Indoor gardening is suitable for beginners for several reasons. It's contained and doesn't take up too much space, time or money, thus allowing beginners to ease into the hobby gradually. It yields produce all year long without worrying about weather and pests. Planning beforehand enables a beginner to grow plants with successful results.
An indoor garden is comprised of pots and container. Select containers made from a variety of materials, including wood, ceramic, terra-cotta, plastic or clay. Many people initially use seed starter pots or small clay pots and move seedlings to larger containers or planters to provide them room to grow and spread. Make sure each container or pot has drainage holes in its base, or drill 1/2- to 3/4-inch-wide holes. Place the containers on a shelf or table away from foot traffic.
Light and Temperature
Place the containers near a south- or west-facing window so they receive at least four hours of sunlight daily. However, screen the windows with a thin curtain to allow filtered or dappled light to pass through, preventing possible leaf-burn. Supplement poor lighting in the winter with fluorescent grow lights from your local garden supply center. Keep plants in an area where daytime temperature lies between 65 and 75 degrees Fahrenheit and reduces up to 10 degrees at night. Use a humidifier in the winter if air is dry.

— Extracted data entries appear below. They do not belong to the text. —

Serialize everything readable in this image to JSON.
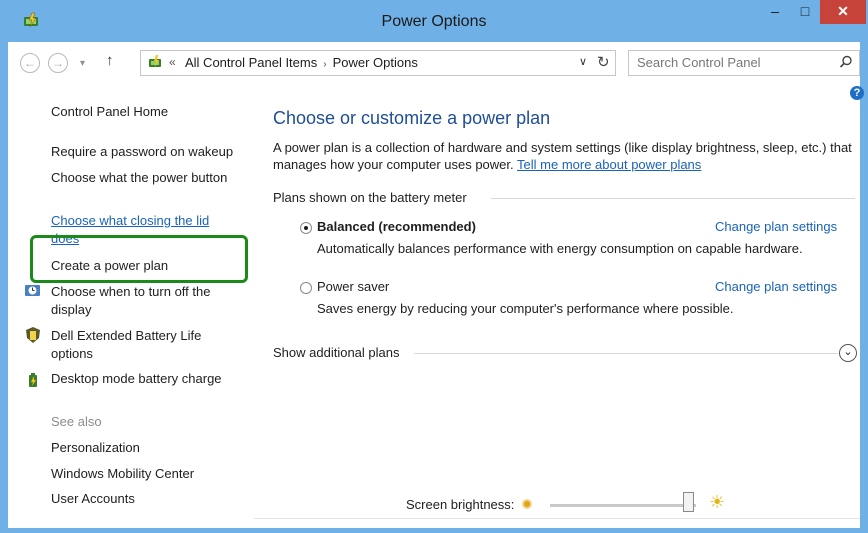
{
  "window": {
    "title": "Power Options",
    "minimize_glyph": "–",
    "maximize_glyph": "□",
    "close_glyph": "✕",
    "accent_color": "#6fb0e6",
    "close_color": "#c7433a"
  },
  "address": {
    "up_glyph": "↑",
    "chevron": "«",
    "crumbs": [
      "All Control Panel Items",
      "Power Options"
    ],
    "separator": "›",
    "dropdown_glyph": "∨",
    "refresh_glyph": "↻"
  },
  "search": {
    "placeholder": "Search Control Panel"
  },
  "help_glyph": "?",
  "sidebar": {
    "home": "Control Panel Home",
    "links": [
      "Require a password on wakeup",
      "Choose what the power button does",
      "Choose what closing the lid does",
      "Create a power plan",
      "Choose when to turn off the display",
      "Dell Extended Battery Life options",
      "Desktop mode battery charge"
    ],
    "see_also_label": "See also",
    "see_also": [
      "Personalization",
      "Windows Mobility Center",
      "User Accounts"
    ],
    "highlight_color": "#1b8a1b"
  },
  "main": {
    "title": "Choose or customize a power plan",
    "description": "A power plan is a collection of hardware and system settings (like display brightness, sleep, etc.) that manages how your computer uses power.",
    "learn_more": "Tell me more about power plans",
    "plans_header": "Plans shown on the battery meter",
    "plans": [
      {
        "name": "Balanced (recommended)",
        "selected": true,
        "description": "Automatically balances performance with energy consumption on capable hardware.",
        "link": "Change plan settings"
      },
      {
        "name": "Power saver",
        "selected": false,
        "description": "Saves energy by reducing your computer's performance where possible.",
        "link": "Change plan settings"
      }
    ],
    "additional_plans": "Show additional plans",
    "expand_glyph": "⌄"
  },
  "brightness": {
    "label": "Screen brightness:",
    "level_percent": 95,
    "high_glyph": "☀"
  },
  "link_color": "#1a63b8"
}
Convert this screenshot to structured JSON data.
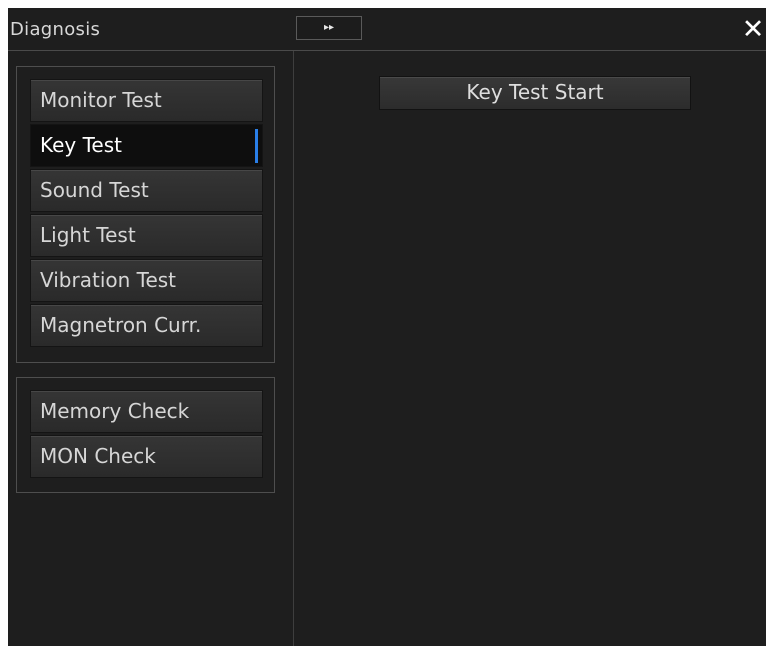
{
  "window": {
    "title": "Diagnosis",
    "expand_label": "▸▸",
    "close_label": "✕"
  },
  "menu": {
    "group1": [
      {
        "label": "Monitor Test",
        "active": false
      },
      {
        "label": "Key Test",
        "active": true
      },
      {
        "label": "Sound Test",
        "active": false
      },
      {
        "label": "Light Test",
        "active": false
      },
      {
        "label": "Vibration Test",
        "active": false
      },
      {
        "label": "Magnetron Curr.",
        "active": false
      }
    ],
    "group2": [
      {
        "label": "Memory Check",
        "active": false
      },
      {
        "label": "MON Check",
        "active": false
      }
    ]
  },
  "content": {
    "action_label": "Key Test Start"
  },
  "colors": {
    "background": "#1e1e1e",
    "button": "#2f2f2f",
    "active_button": "#0e0e0e",
    "accent": "#2a7fe8",
    "text": "#d6d6d6"
  }
}
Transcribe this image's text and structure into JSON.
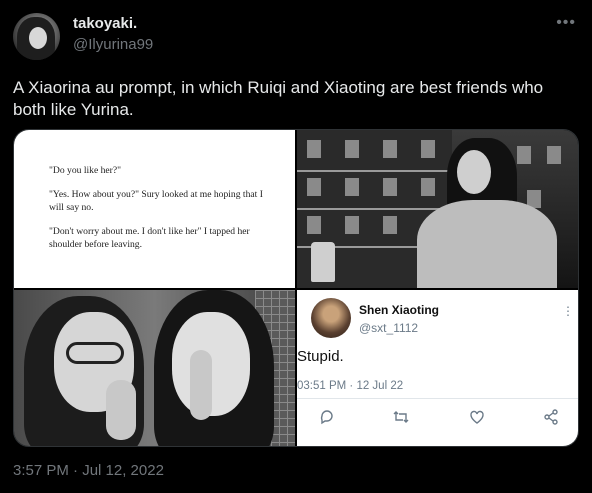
{
  "author": {
    "display_name": "takoyaki.",
    "handle": "@Ilyurina99"
  },
  "more_icon": "more-horizontal-icon",
  "tweet_text": "A Xiaorina au prompt, in which Ruiqi and Xiaoting are best friends who both like Yurina.",
  "media": {
    "book_page": {
      "paragraphs": [
        "\"Do you like her?\"",
        "\"Yes. How about you?\" Sury looked at me hoping that I will say no.",
        "\"Don't worry about me. I don't like her\" I tapped her shoulder before leaving."
      ]
    },
    "embedded_tweet": {
      "name": "Shen Xiaoting",
      "handle": "@sxt_1112",
      "text": "Stupid.",
      "time": "03:51 PM · 12 Jul 22",
      "actions": [
        "reply-icon",
        "retweet-icon",
        "like-icon",
        "share-icon"
      ]
    }
  },
  "timestamp": "3:57 PM · Jul 12, 2022"
}
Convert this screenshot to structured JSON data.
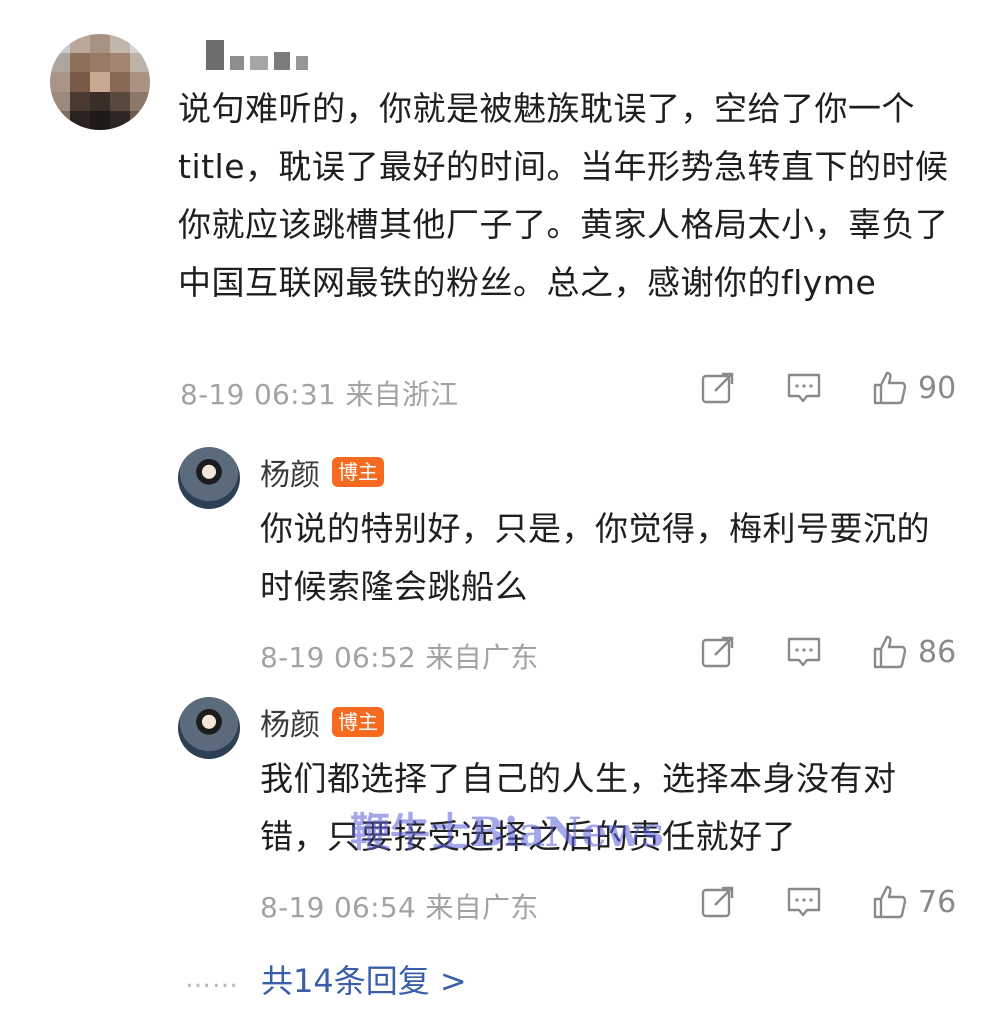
{
  "main_comment": {
    "text": "说句难听的，你就是被魅族耽误了，空给了你一个title，耽误了最好的时间。当年形势急转直下的时候你就应该跳槽其他厂子了。黄家人格局太小，辜负了中国互联网最铁的粉丝。总之，感谢你的flyme",
    "time": "8-19 06:31 来自浙江",
    "likes": "90"
  },
  "replies": [
    {
      "name": "杨颜",
      "badge": "博主",
      "text": "你说的特别好，只是，你觉得，梅利号要沉的时候索隆会跳船么",
      "time": "8-19 06:52 来自广东",
      "likes": "86"
    },
    {
      "name": "杨颜",
      "badge": "博主",
      "text": "我们都选择了自己的人生，选择本身没有对错，只要接受选择之后的责任就好了",
      "time": "8-19 06:54 来自广东",
      "likes": "76"
    }
  ],
  "more_replies": {
    "dots": "……",
    "label": "共14条回复 >"
  },
  "watermark": "鞭牛士BiaNews",
  "icons": {
    "forward": "forward-icon",
    "comment": "comment-icon",
    "like": "thumbs-up-icon"
  }
}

Good quality, lightweight (porous) potting soil that drains well ensures health and optimal growth of indoor plants. Use commercially available potting soils that contain essential nutrients or make your own using 2 parts potting soil, 1 part organic compost and 1 part perlite or sand. Avoid using garden soil in containers because it's compacted, heavy and impedes proper drainage. Spread a layer of netting, gravel or broken crockery shards over the base of the container before filling it with soil to assist with drainage.
Plant seeds or seedlings. Seeds are cheaper, but take longer to sprout. Follow packet directions for appropriate seed depth and spacing. If planting seedlings, make holes in the soil for each as deep as the root ball, but twice as wide to encourage roots to spread. Space seedlings 3 inches or more apart, and thin if necessary to prevent overcrowding. Backfill the seeds or seedlings with soil.
Although plants have different water requirements, water the plants frequently to ensure the soil is evenly moist at all times. Always water the plants at soil level and not overhead to prevent mold or disease. Never use cold tap water that shocks plants, Make sure water doesn't collect or pool near the base of the plants as that can cause to root rot. Keep in mind that container soils dry out sooner than garden soils, requiring frequent watering.
Most commercial potting soils contain a slow-release fertilizer that feeds plants for up to 90 days. After three months, follow manufacturer's directions for feeding plants a well-balanced fertilizer every month.